Ele construiu um labirinto

E é uma pessoa feliz.

Estou no cimo de uma colina arborizada nos arredores de Argelaguer, no norte da Catalunha. Mais precisamente no 70.º degrau de uma torre de 35 metros de altura, construída com troncos de árvores mortas e arame. Estou enterrado em lama até às coxas. Pelo menos três metros acima de mim, Josep Pujiula, 74 anos, abre o caminho. Josep é o arquitecto e construtor de um labirinto psicadélico na zona rural catalã.
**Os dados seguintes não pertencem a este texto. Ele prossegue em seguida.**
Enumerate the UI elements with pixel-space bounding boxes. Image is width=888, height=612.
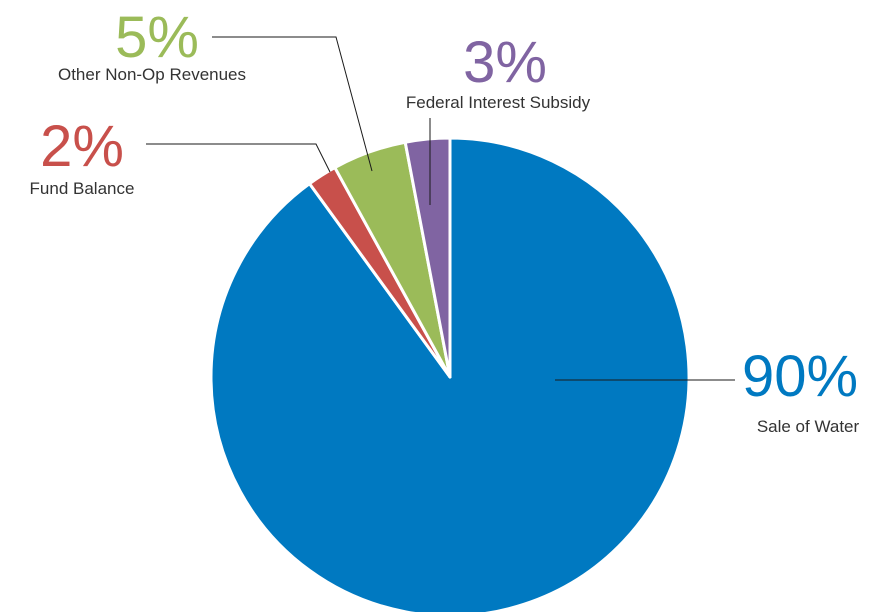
percent-label-sale-of-water: 90% [742, 344, 858, 409]
percent-label-fund-balance: 2% [40, 114, 124, 179]
percent-label-other-non-op-revenues: 5% [115, 5, 199, 70]
category-label-sale-of-water: Sale of Water [757, 417, 860, 436]
category-label-other-non-op-revenues: Other Non-Op Revenues [58, 65, 246, 84]
leader-line-other-non-op-revenues [212, 36, 373, 172]
leader-line-fund-balance [146, 143, 331, 173]
pie-slice-federal-interest-subsidy [403, 136, 452, 379]
percent-label-federal-interest-subsidy: 3% [463, 30, 547, 95]
category-label-fund-balance: Fund Balance [30, 179, 135, 198]
slice-labels: 90% Sale of Water 2%Fund Balance 5%Other No… [30, 5, 860, 436]
pie-slices [209, 136, 691, 612]
category-label-federal-interest-subsidy: Federal Interest Subsidy [406, 93, 591, 112]
leader-lines [146, 36, 735, 381]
Nos últimos 40 anos, ele construiu, demoliu e voltou a reconstruir sozinho a sua obra pelo menos três vezes. Quando nos conhecemos, ele olhou-me directamente nos olhos e riu: “Aposto que não tens tomates para ir até o fim." Depois de oito horas de trabalho, Josep está prestes a acabar a construção da sua sexta torre. É a última pedra deste complexo tentacular de cabanas, cavernas, túneis e corredores que os locais conhecem como “Castelo Argelaguer”, “Labirinto do Josep”, “Parque Cans Sis Rals”, ou, possivelmente, “aquele lugar estranho ao lado da auto-estrada”. O Josep convidou-me a subir até ao topo da torre para admirar a vista e também — diz-me quando já estamos no meio do caminho — para ver se é segura. Hilariante, excepto pelo facto de a torre tremer perigosamente ao mínimo sopro de vento.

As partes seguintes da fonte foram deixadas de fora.